You are exactly right...Walmart sales accounted for 6 cents out of every retail dollar spent in the United States as of a few years ago. That number is supposed to double. I don't know what their average profit margin is on their merchandise, but that is a hefty chunk of change heading to China each year. It would be funny if it wasn't so serious. We are financing the weapons that they will eventually attack us with. They have been investing heavily in fighter jets, naval ships and military technology. If you want get really scared, read the CIA annual brief on China some time.
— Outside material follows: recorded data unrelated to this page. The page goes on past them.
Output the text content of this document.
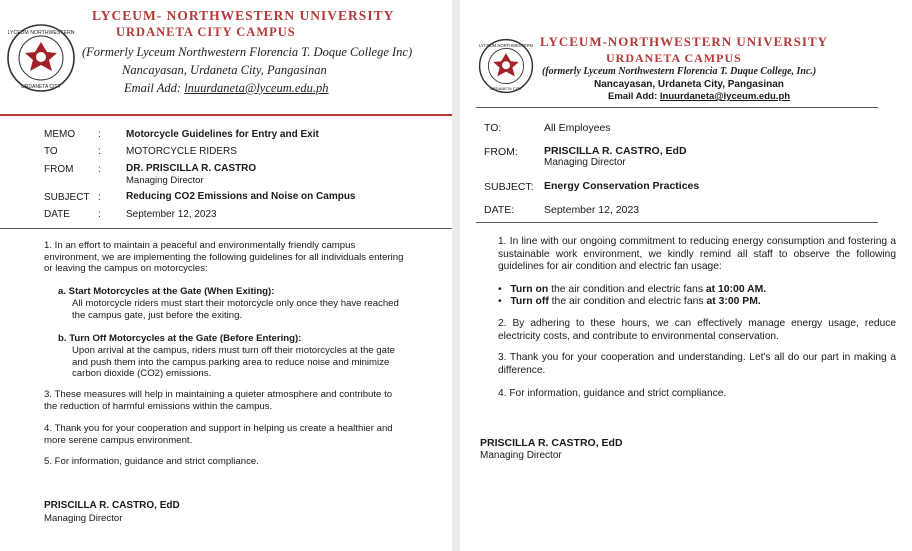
LYCEUM NORTHWESTERN
URDANETA CITY
LYCEUM- NORTHWESTERN UNIVERSITY
URDANETA CITY CAMPUS
(Formerly Lyceum Northwestern Florencia T. Doque College Inc)
Nancayasan, Urdaneta City, Pangasinan
Email Add: lnuurdaneta@lyceum.edu.ph
MEMO :	Motorcycle Guidelines for Entry and Exit
TO	:	MOTORCYCLE RIDERS
FROM :	DR. PRISCILLA R. CASTRO
Managing Director
SUBJECT :	Reducing CO2 Emissions and Noise on Campus
DATE	:	September 12, 2023
1. In an effort to maintain a peaceful and environmentally friendly campus environment, we are implementing the following guidelines for all individuals entering or leaving the campus on motorcycles:
a. Start Motorcycles at the Gate (When Exiting):
All motorcycle riders must start their motorcycle only once they have reached the campus gate, just before the exiting.
b. Turn Off Motorcycles at the Gate (Before Entering):
Upon arrival at the campus, riders must turn off their motorcycles at the gate and push them into the campus parking area to reduce noise and minimize carbon dioxide (CO2) emissions.
3. These measures will help in maintaining a quieter atmosphere and contribute to the reduction of harmful emissions within the campus.
4. Thank you for your cooperation and support in helping us create a healthier and more serene campus environment.
5. For information, guidance and strict compliance.
PRISCILLA R. CASTRO, EdD
Managing Director
LYCEUM NORTHWESTERN
URDANETA CITY
LYCEUM-NORTHWESTERN UNIVERSITY
URDANETA CAMPUS
(formerly Lyceum Northwestern Florencia T. Duque College, Inc.)
Nancayasan, Urdaneta City, Pangasinan
Email Add: lnuurdaneta@lyceum.edu.ph
TO:	All Employees
FROM: PRISCILLA R. CASTRO, EdD
Managing Director
SUBJECT: Energy Conservation Practices
DATE:	September 12, 2023
1. In line with our ongoing commitment to reducing energy consumption and fostering a sustainable work environment, we kindly remind all staff to observe the following guidelines for air condition and electric fan usage:
• Turn on the air condition and electric fans at 10:00 AM.
• Turn off the air condition and electric fans at 3:00 PM.
2. By adhering to these hours, we can effectively manage energy usage, reduce electricity costs, and contribute to environmental conservation.
3. Thank you for your cooperation and understanding. Let's all do our part in making a difference.
4. For information, guidance and strict compliance.
PRISCILLA R. CASTRO, EdD
Managing Director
According to the report, China's highest ranking government officials consider war with the United States unavoidable within the next 20 years. But still we offer them favored nation trading status under the Clinton administration, we buy everything that they produce, we offer them satellite technology so that they can leap frog us into the 21 century by never having to develop the infrastructure for land based telecommunications. We allow them to steal technology and manufacturing secrets from our corporations because they dangle the carrot in front of us that we will be allowed to compete fairly in their emerging market (ha ha). When is anyone going to wake up?
ISLAMOFACISTS that is.
I thought you were nixing her post and posting a rebuttal
Now if your "no thanks" had come after your posting the rest of the article, it might have been easier on us older, slower, late nighters.
Then again maybe we just need to go to bed.
Good night Jim, Good night All. MRN
The saddest thing is....you could tell all this to the average american and their eyes would glaze over...to begin with they wouldn't have a clue what you were talking about and for the most part they wouldn't care....they're just waiting for the weekend to watch the ball games or the next nascar race...after they swing by wally world to pick up a 12 pack.
Madeleine K. Albright
Robert E. Rubin
lol I put /?? at the end of my post 'cause I didn't feel like it was really sarcasm. I've seen too many posts just like mine that were serious about the CFR being irrelevant and that anybody worried about the CFR's purpose was in need of a huge tinfoil hat.
I take what the CFR is up to quite seriously and would personally like to nuke them.
LOL! Blood pressure is going down now...
We need to deport every politician in Washington DC and start all over.
I'm sorry! Didn't mean to get your blood pressure up. I can relate to that tho. Lately I've had to take at least week-long breaks from FR because my anger has been getting the best of me.
Being a news and political junky can be hazardous to your health!